LG's rollable display phone gets a name and a release date
Despite that LG was first to announce a 6" flexible OLED display for commercial smartphone usage way back in 2013, it was Samsung and Huawei coming up with foldable phone designs last year that, while experiencing teething pains, could actually be bought from a store.
At roughly that time, LG also teased its next generation of curved and even cable batteries that will be needed to power devices with these flexible displays, and not just flaunting the R&D side if things, but rather saying LG Chem is ready to start mass production of the battery types it listed.
Of course, its foldable phones never materialized but some of the battery designs for them like the stepped battery that stacks two modules together, made it in phones in some shape or form. Now, however, LG is preparing to one-up everyone and release a... phone with rollable display as a commercial endeavor "early next year," reports The Elec.
LG rollable display phone release
LG's rollable phone has been rumored for a while now, and it even had a patent attached to it, depicting something akin to a pen that has a display tucked into it for when you need it. In reality, the thing will probably be larger and more cumbersome than the patent depiction, but will still be very, very interesting as a first proof of concept.
Next in line, and the freshest of LG's rollable phone patents, is the hybrid device that can be used as a phone with a smaller display size, then a section of the display can be pulled out on the right until the thing reaches a tablet size, and then it can be stretched even further, then bent to become a netbook of sorts.
Now, which one of these concepts has made the cut, remains to be seen, but LG has codenamed the undertaking Project B, and is already begun prototype production at its remaining Korean factory in Pyeongtaek, tip insiders.
The display itself will be made from BOE with LG's input, the same ones that made the foldable panel of Huawei's acclaimed Mate Xs bendy phone. According to those same sources, " foldable displays need to withstand consistent pressure at a small area, but rollable displays can dissipate the pressure to a wider area," so "a rollable display isn’t necessarily more difficult to achieve than foldable ones," and BOE already has plenty of experience with those.
Heck, LG has even demonstrated one rollable panel of its own making a long time ago, albeit at a time when it was still angling to be a viable competitor in the foldable handset business, and in the phone industry overall.
Instead of fighting in the same space as Samsung and Huawei, however, LG has apparently revamped its strategy to create brand new phone niches and perhaps be a first mover in new markets created by innovative form factors.
First in line is a rotating phone with two displays codenamed Wing which will be released in the second half of the year, and was just confirmed again in the current publication about the rollable display device.
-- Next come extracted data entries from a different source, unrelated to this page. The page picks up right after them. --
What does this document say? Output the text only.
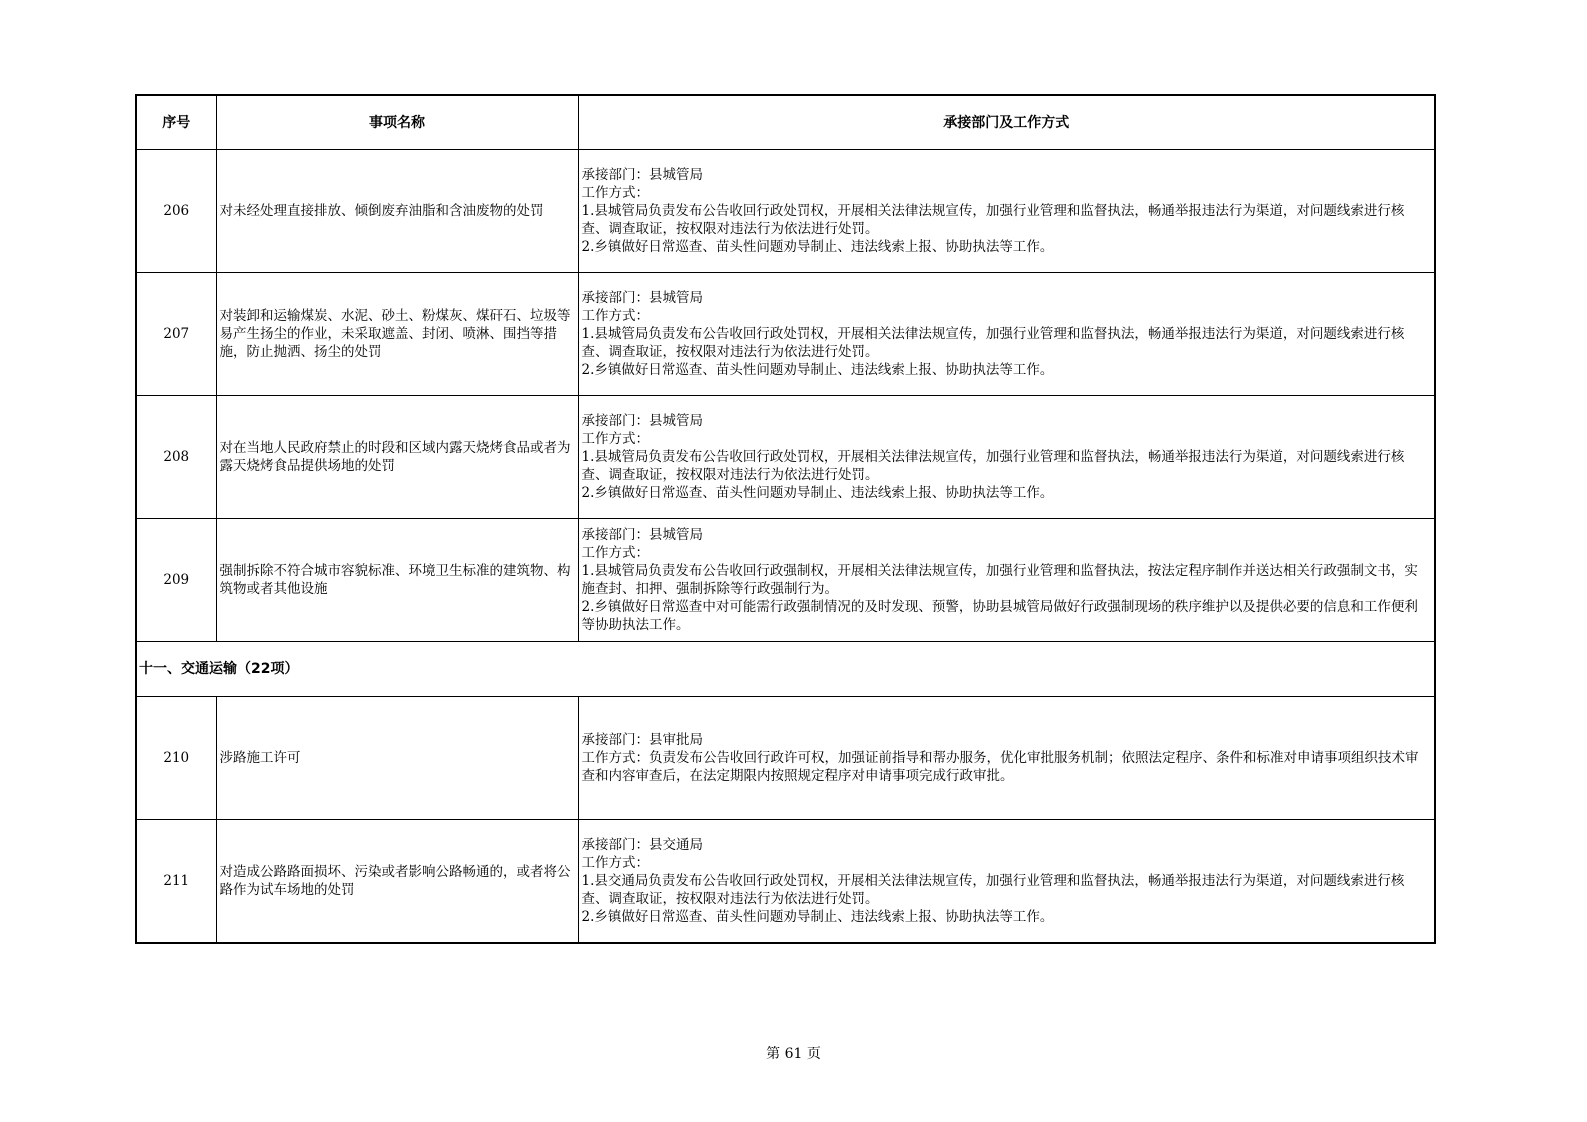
序号	事项名称	承接部门及工作方式
206	对未经处理直接排放、倾倒废弃油脂和含油废物的处罚	承接部门：县城管局
工作方式：
1.县城管局负责发布公告收回行政处罚权，开展相关法律法规宣传，加强行业管理和监督执法，畅通举报违法行为渠道，对问题线索进行核查、调查取证，按权限对违法行为依法进行处罚。
2.乡镇做好日常巡查、苗头性问题劝导制止、违法线索上报、协助执法等工作。

207	对装卸和运输煤炭、水泥、砂土、粉煤灰、煤矸石、垃圾等易产生扬尘的作业，未采取遮盖、封闭、喷淋、围挡等措施，防止抛洒、扬尘的处罚	承接部门：县城管局
工作方式：
1.县城管局负责发布公告收回行政处罚权，开展相关法律法规宣传，加强行业管理和监督执法，畅通举报违法行为渠道，对问题线索进行核查、调查取证，按权限对违法行为依法进行处罚。
2.乡镇做好日常巡查、苗头性问题劝导制止、违法线索上报、协助执法等工作。

208	对在当地人民政府禁止的时段和区域内露天烧烤食品或者为露天烧烤食品提供场地的处罚	承接部门：县城管局
工作方式：
1.县城管局负责发布公告收回行政处罚权，开展相关法律法规宣传，加强行业管理和监督执法，畅通举报违法行为渠道，对问题线索进行核查、调查取证，按权限对违法行为依法进行处罚。
2.乡镇做好日常巡查、苗头性问题劝导制止、违法线索上报、协助执法等工作。

209	强制拆除不符合城市容貌标准、环境卫生标准的建筑物、构筑物或者其他设施	承接部门：县城管局
工作方式：
1.县城管局负责发布公告收回行政强制权，开展相关法律法规宣传，加强行业管理和监督执法，按法定程序制作并送达相关行政强制文书，实施查封、扣押、强制拆除等行政强制行为。
2.乡镇做好日常巡查中对可能需行政强制情况的及时发现、预警，协助县城管局做好行政强制现场的秩序维护以及提供必要的信息和工作便利等协助执法工作。

十一、交通运输（22项）		
210	涉路施工许可	承接部门：县审批局
工作方式：负责发布公告收回行政许可权，加强证前指导和帮办服务，优化审批服务机制；依照法定程序、条件和标准对申请事项组织技术审查和内容审查后，在法定期限内按照规定程序对申请事项完成行政审批。

211	对造成公路路面损坏、污染或者影响公路畅通的，或者将公路作为试车场地的处罚	承接部门：县交通局
工作方式：
1.县交通局负责发布公告收回行政处罚权，开展相关法律法规宣传，加强行业管理和监督执法，畅通举报违法行为渠道，对问题线索进行核查、调查取证，按权限对违法行为依法进行处罚。
2.乡镇做好日常巡查、苗头性问题劝导制止、违法线索上报、协助执法等工作。
第 61 页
Its price is expected to be around $800, so LG is obviously not planning anything else but the rotating dual display to be the "wow" factor of the Wing phone.
Next in LG's new strategy of phones is the rollable Project B phone in question which will be extending display to the sides when needed, and in the first half of 2021 LG will be introducing a flagship device called Rainbow. Mum's the word on that last one, but there is still plenty of time for more details to leak about Wing, Project B, or Rainbow.